Pero también eran fantásticos conductores del fuego.
Para cuando el sacerdote se puso en pie y avisó a su compañero más cercano con unos golpecitos en el hombro, la estatua de Jesús ya estaba envuelta en llamas.
«Aquí está tu señal», pensó Sqweegel.
Las vistas desde el balcón del coro eran perfectas para contemplar el ballet de pánico que tuvo lugar a continuación. Tres sacerdotes rodearon un conjunto de bancos; dos, el otro. Se acercaron para contemplar el milagro. Sólo uno de ellos pensó de modo práctico. Corrió hacia la sacristía en busca del extintor más cercano.
Mientras tanto, los otros cinco siervos de Dios se acercaron todavía más al fuego, como si pudieran detener las llamas con un poco de agua bendita.
El sexto sacerdote llegó corriendo por el pasillo central con un extintor en cada mano. Este tipo sí sabía utilizar la cabeza. Les gritó algo a sus colegas y les dio uno de los extintores.

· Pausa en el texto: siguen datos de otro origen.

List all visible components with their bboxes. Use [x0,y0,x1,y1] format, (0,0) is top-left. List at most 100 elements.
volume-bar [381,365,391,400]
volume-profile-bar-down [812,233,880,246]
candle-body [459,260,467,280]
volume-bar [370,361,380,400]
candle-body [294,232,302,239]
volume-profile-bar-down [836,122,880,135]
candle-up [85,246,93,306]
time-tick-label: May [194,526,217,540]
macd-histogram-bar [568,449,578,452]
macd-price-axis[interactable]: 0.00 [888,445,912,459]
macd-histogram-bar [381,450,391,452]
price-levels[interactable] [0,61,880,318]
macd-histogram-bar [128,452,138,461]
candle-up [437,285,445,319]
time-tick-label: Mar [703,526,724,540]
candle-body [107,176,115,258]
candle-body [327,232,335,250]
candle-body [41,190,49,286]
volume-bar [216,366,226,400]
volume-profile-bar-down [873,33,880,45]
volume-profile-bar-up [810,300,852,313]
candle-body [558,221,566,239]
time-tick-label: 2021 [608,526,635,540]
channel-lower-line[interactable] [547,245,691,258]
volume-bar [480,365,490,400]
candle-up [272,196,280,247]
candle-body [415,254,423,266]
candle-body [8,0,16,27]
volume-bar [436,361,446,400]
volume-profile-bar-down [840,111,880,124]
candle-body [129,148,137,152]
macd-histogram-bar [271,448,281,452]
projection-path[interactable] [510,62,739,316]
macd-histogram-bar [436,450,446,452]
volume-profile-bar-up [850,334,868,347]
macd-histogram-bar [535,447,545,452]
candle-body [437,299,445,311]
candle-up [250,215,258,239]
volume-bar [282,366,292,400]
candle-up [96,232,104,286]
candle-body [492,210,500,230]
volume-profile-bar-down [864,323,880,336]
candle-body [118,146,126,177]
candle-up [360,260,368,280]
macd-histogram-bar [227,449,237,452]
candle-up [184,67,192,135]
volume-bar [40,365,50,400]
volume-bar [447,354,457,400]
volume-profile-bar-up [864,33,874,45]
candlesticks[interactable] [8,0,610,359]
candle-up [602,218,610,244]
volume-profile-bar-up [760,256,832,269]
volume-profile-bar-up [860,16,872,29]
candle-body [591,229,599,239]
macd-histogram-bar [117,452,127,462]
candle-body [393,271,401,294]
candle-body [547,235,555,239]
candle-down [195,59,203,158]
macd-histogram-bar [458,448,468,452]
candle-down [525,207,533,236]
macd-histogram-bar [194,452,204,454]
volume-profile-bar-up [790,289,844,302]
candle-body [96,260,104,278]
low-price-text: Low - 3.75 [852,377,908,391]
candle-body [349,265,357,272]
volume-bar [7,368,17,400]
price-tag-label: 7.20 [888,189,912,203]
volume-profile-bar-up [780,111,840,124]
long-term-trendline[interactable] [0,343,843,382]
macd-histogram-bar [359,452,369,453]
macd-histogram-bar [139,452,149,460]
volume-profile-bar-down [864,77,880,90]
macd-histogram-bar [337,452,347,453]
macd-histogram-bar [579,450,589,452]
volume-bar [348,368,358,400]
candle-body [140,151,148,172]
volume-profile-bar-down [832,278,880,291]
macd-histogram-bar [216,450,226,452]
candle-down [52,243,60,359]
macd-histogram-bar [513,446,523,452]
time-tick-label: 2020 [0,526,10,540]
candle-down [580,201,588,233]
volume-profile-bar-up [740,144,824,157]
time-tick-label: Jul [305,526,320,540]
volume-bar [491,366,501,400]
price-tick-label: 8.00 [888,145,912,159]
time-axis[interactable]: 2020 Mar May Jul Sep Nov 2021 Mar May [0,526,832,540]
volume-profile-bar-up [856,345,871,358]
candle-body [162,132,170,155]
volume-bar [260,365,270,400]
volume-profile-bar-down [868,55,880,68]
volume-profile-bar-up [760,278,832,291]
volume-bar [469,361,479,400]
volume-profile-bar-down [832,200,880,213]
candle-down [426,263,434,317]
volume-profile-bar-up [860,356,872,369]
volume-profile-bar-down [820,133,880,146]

La fe, el misterio y el temor sagrado dejaron paso a la fría lógica: tenían que sofocar el fuego antes de que toda la iglesia —hecha de toneladas de madera— echara a arder.
El sexto sacerdote fue el primero en actuar. Tiró del cierre de seguridad, apuntó con la manguera de goma a los pies de Jesús y accionó el gatillo. Lo que salió, sin embargo, no fue bicarbonato de sodio, sino gasolina.
Una delgada línea de fuego recorrió el chorro de gasolina hasta el extintor…
BA-BUM.
La bombona de metal explotó en las manos del sexto sacerdote y la bola de fuego resultante engulló a los dos que estaban a su lado.